I’ve spent three hours waiting under dimly lit lights in a silent hallway of the Air Canada Centre. Reporters are filtering in one at a time and not a single Toronto Raptor is in sight. Finally, the media relations manager comes out and announces the three names the organization has chosen for us—Amir Johnson, Jonas Valanciunas and Greivis Vasquez. A few moments later, the players appear in front of the blinding cameras. Reporters freeze waiting for the first person to break the silence. Then, questions that sound like slightly tweaked renditions of each other are met with the same mundane answers from the three players.

I learned a couple of things from my first major sports press conference: I need a stronger shoulder to hold my wobbling microphone, don’t be the reporter who asks the same questions everyone else has already said, and athletes rarely say anything worthy of story in them. I know, I know. It’s the journalist’s job to find the story. But how can a journalist do that if the athletes they prepare questions for won’t answer candidly?

Interactions between journalists and athletes are less personal than ever. The days of athletes relating to journalists and having similar wages has passed. Time with athletes is increasingly being cut. Halftime and post-game interviews have many players practically reading from a script. “We have to keep fighting, get back out there and focus on our defence,” they say, staring blankly back at the reporter. If athletes aren’t willing to speak to the media or say anything worthwhile when they do, is there even a point talking to them?

Seattle Seahawks star running back Marshawn Lynch has a history of not speaking to the journalists. Lynch was fined a total of $100,000 this year for violating the NFL’s media policy by boycotting the press. During the most recent Superbowl, he finally spoke publicly, snapping back at reporters saying he was just talking so he didn’t get another fine. He added that the journalists shove cameras and microphones down his throat and “I ain’t got nothing for ya’ll.”

Screen Shot 2015-02-24 at 1.20.59 PM

Athletes are paid to play their sports and fans want to know every small detail about their lives, especially if it’s impacting their play. If they are scratched from games or their performance has been hindered, then players and coaches should inform the public why.

Reporters don’t have a free pass though. When Canadian tennis star Eugenie Bouchard reached the quarterfinals at the Australian Open this year, one journalist missed an opportunity to conduct a worthy interview. Instead of asking about her match or ability as an athlete, the on-court commentator focused on her outfit—“Can you give us a twirl?” he asked. Last year, another announcer was more concerned with her dating life than her play.

Toronto Maple Leafs sniper Phil Kessel has always shied away from the spotlight. He is flat-out uncomfortable being on camera. But after former head coach Randy Carlyle had just been fired, a reporter asked him if he was difficult to coach and Kessel jumped on the defensive. “That’s a weird question to ask,” he said. “You think it’s my fault, is that what you are saying?” He went on to call the reporter an idiot.

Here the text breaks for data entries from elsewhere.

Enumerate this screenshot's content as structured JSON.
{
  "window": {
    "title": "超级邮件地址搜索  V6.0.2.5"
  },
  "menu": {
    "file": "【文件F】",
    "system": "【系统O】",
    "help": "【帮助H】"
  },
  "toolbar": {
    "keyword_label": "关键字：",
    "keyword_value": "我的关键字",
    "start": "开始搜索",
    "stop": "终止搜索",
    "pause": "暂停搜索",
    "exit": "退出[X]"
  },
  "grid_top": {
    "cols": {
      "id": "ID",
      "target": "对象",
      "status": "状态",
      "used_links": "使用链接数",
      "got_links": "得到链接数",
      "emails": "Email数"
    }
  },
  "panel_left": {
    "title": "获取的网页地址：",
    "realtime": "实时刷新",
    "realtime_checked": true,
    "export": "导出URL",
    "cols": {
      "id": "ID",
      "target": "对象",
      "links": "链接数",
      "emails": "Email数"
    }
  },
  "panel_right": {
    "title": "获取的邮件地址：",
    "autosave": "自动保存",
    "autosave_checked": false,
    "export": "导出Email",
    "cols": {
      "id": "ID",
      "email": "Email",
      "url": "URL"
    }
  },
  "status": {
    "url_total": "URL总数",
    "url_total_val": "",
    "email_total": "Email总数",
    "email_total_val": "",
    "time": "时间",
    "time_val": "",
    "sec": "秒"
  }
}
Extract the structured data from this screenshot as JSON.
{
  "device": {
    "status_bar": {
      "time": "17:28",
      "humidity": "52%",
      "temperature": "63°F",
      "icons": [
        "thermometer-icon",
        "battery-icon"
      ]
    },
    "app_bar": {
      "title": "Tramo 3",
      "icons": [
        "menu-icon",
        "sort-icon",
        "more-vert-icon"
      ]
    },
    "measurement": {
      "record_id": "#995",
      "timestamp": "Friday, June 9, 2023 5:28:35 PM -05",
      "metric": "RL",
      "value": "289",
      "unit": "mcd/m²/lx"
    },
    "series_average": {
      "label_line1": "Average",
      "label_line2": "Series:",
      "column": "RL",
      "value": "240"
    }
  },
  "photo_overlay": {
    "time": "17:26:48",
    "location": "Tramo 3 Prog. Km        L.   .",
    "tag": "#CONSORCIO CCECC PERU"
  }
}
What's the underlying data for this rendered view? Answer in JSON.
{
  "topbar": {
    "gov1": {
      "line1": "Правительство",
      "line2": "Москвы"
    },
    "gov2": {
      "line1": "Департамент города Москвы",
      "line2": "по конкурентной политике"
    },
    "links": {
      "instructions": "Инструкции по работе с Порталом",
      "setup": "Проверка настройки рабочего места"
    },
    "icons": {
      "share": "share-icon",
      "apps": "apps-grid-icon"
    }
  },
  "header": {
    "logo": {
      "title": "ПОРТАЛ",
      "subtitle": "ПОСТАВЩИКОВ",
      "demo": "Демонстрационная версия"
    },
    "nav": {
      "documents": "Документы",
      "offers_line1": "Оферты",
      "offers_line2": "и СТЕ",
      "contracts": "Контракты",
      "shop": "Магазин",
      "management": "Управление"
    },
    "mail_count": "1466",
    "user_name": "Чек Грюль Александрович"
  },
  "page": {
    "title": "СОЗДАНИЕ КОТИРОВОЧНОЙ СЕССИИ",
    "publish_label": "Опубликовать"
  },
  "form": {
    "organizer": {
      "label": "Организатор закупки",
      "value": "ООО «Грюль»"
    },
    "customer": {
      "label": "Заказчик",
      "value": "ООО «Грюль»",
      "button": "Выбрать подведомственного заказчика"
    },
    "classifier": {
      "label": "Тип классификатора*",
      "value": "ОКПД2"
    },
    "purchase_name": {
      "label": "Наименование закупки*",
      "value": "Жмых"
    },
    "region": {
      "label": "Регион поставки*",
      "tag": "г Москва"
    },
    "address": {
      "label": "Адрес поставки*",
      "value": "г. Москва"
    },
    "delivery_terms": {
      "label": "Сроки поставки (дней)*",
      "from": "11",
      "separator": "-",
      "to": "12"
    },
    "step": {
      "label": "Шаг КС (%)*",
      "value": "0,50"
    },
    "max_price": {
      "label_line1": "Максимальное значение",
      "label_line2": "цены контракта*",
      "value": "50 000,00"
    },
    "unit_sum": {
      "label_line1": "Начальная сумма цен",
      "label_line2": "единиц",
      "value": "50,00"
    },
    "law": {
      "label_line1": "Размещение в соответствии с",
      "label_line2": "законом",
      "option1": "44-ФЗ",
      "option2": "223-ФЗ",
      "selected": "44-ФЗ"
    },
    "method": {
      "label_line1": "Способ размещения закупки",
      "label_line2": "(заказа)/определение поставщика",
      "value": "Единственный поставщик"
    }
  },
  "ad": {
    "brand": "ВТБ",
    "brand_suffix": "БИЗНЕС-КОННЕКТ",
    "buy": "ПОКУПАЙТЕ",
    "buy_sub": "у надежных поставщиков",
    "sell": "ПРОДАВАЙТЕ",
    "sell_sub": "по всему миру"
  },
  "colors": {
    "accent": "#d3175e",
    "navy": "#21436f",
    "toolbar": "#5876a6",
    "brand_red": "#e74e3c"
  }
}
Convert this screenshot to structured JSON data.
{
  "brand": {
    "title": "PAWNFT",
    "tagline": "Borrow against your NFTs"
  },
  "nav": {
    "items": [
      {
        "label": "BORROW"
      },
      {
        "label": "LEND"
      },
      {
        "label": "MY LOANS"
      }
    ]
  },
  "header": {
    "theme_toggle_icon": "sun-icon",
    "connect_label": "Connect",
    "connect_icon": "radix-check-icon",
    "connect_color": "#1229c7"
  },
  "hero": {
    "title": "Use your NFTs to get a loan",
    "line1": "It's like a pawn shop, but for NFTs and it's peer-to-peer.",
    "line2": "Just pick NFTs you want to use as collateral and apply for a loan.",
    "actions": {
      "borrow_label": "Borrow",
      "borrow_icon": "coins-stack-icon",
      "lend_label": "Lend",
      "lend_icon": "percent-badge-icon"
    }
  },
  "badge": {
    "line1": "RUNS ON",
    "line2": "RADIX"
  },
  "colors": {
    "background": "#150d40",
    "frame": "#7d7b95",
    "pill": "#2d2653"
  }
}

Sports journalism isn’t always going to be positive and reporters are not there to be cheerleaders. The negatives of substance abuse, personal transgressions and the reasons a coach is fired are questions that are part of journalism. Sport is more than just a fun game; it’s a business that thrives off the lives of these athletes on and off the field. When it comes to talking to athletes about their sport, league or personal issues affecting their playing ability, it should be fair game.